Zgłoszenie o pożarze w domu wielorodzinnym wpłynęło do Komisariatu Policji w Chojnowie i na miejsce bezzwłocznie udał się patrol. Okazało się, że sprawca po oblaniu substancją łatwopalną podpalił drzwi wejściowe do jednego z mieszkań.
Podpalacz grasuje po gminie. Płoną stogi
- Podejrzenia o podpaleniu od razu padły na 28-latka. Po chwili był już w rękach chojnowskich policjantów. Mieszkaniec gminy Miłkowice podczas zatrzymania był kompletnie pijany. Przeprowadzone badanie alkomatem wykazało u niego blisko 3 promila alkoholu w wydychanym powietrzu - opisuje mł. asp. Jagoda Ekiert, oficer prasowy Komendy Miejskiej Policji w Legnicy.
28-latek usłyszał zarzut uszkodzenia mienia i narażenia na niebezpieczeństwo utraty życia i zdrowia. Niedługo potem doszedł kolejny zarzut - podpalenia stodoły w tej samej miejscowości w sierpniu.
- Pomimo podjętych działań gaśniczych spaleniu i zniszczeniu uległ całkowicie budynek gospodarczy oraz znajdujące się wewnątrz baloty słomy. Łączne straty to ponad 426 tys. złotych. Na szczęście nikt w żadnym z pożarów nie ucierpiał - podaje mł. asp. Ekiert.

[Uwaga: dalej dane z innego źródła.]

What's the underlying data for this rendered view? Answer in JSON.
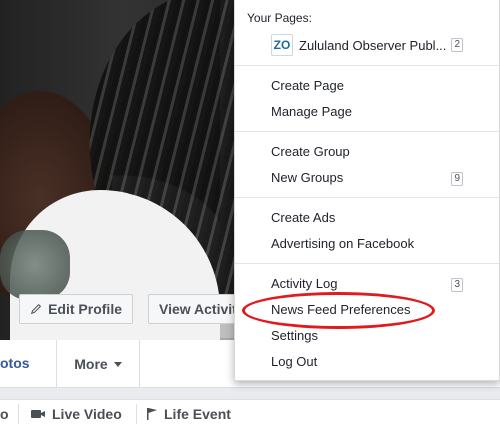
{
  "cover": {
    "edit_profile_label": "Edit Profile",
    "view_activity_label": "View Activit"
  },
  "profile_nav": {
    "photos_label": "otos",
    "more_label": "More"
  },
  "composer": {
    "first_label": "o",
    "live_video_label": "Live Video",
    "life_event_label": "Life Event"
  },
  "dropdown": {
    "header": "Your Pages:",
    "page": {
      "avatar_text": "ZO",
      "name": "Zululand Observer Publ...",
      "badge": "2"
    },
    "group1": {
      "create_page": "Create Page",
      "manage_page": "Manage Page"
    },
    "group2": {
      "create_group": "Create Group",
      "new_groups": "New Groups",
      "new_groups_badge": "9"
    },
    "group3": {
      "create_ads": "Create Ads",
      "advertising": "Advertising on Facebook"
    },
    "group4": {
      "activity_log": "Activity Log",
      "activity_log_badge": "3",
      "news_feed_preferences": "News Feed Preferences",
      "settings": "Settings",
      "log_out": "Log Out"
    }
  },
  "colors": {
    "highlight_ring": "#e01b1f",
    "link": "#365899"
  }
}
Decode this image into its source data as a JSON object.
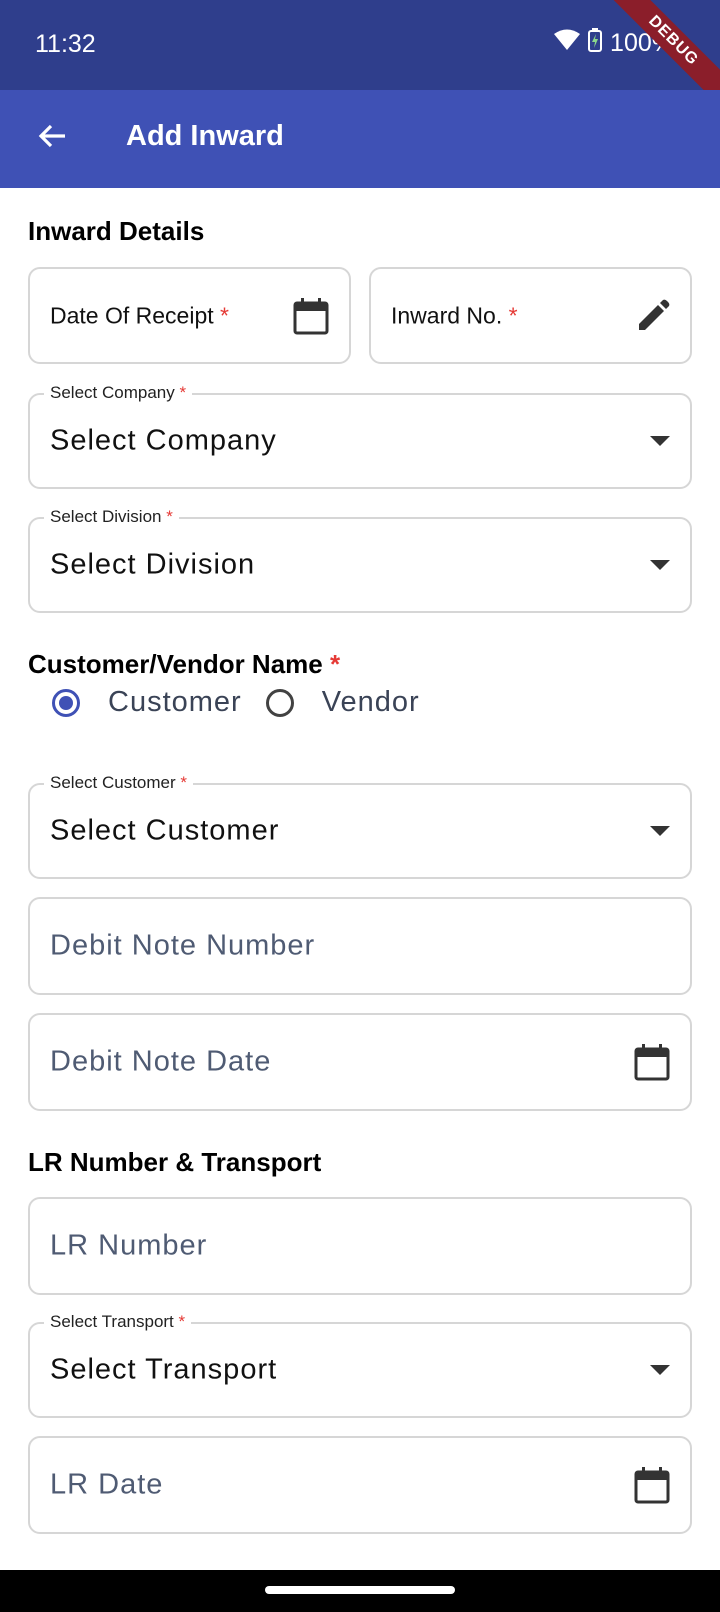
{
  "status_bar": {
    "time": "11:32",
    "battery": "100%",
    "debug_label": "DEBUG"
  },
  "app_bar": {
    "title": "Add Inward",
    "back_icon": "arrow-left-icon"
  },
  "inward_details": {
    "heading": "Inward Details",
    "date_of_receipt": {
      "label": "Date Of Receipt",
      "required_mark": "*",
      "icon": "calendar-icon"
    },
    "inward_no": {
      "label": "Inward No.",
      "required_mark": "*",
      "icon": "pencil-icon"
    },
    "company": {
      "legend": "Select Company",
      "required_mark": "*",
      "value": "Select Company",
      "icon": "dropdown-arrow-icon"
    },
    "division": {
      "legend": "Select Division",
      "required_mark": "*",
      "value": "Select Division",
      "icon": "dropdown-arrow-icon"
    }
  },
  "customer_vendor": {
    "heading": "Customer/Vendor Name",
    "required_mark": "*",
    "options": [
      {
        "label": "Customer",
        "selected": true
      },
      {
        "label": "Vendor",
        "selected": false
      }
    ],
    "customer": {
      "legend": "Select Customer",
      "required_mark": "*",
      "value": "Select Customer",
      "icon": "dropdown-arrow-icon"
    },
    "debit_note_number": {
      "placeholder": "Debit Note Number"
    },
    "debit_note_date": {
      "placeholder": "Debit Note Date",
      "icon": "calendar-icon"
    }
  },
  "lr_transport": {
    "heading": "LR Number & Transport",
    "lr_number": {
      "placeholder": "LR Number"
    },
    "transport": {
      "legend": "Select Transport",
      "required_mark": "*",
      "value": "Select Transport",
      "icon": "dropdown-arrow-icon"
    },
    "lr_date": {
      "placeholder": "LR Date",
      "icon": "calendar-icon"
    }
  },
  "colors": {
    "status_bar": "#2f3e8c",
    "app_bar": "#3f51b5",
    "accent": "#3f51b5",
    "required": "#e53935",
    "border": "#d6d6d6"
  }
}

Mężczyzna usłyszał jeszcze zarzuty znęcania się psychicznego i fizycznego nad matką, kierowania wobec niej gróźb karalnych oraz uszkodzenia jej ciała.
Przyznał się do zarzucanych czynów. Sąd na wniosek prokuratora zastosował wobec niego środek zapobiegawczy w postaci tymczasowego aresztowania na okres 3 miesięcy. Może grozić mu kara nawet do 10 lat pozbawienia wolności. W przeszłości był już wielokrotnie karany za groźby i pobicia.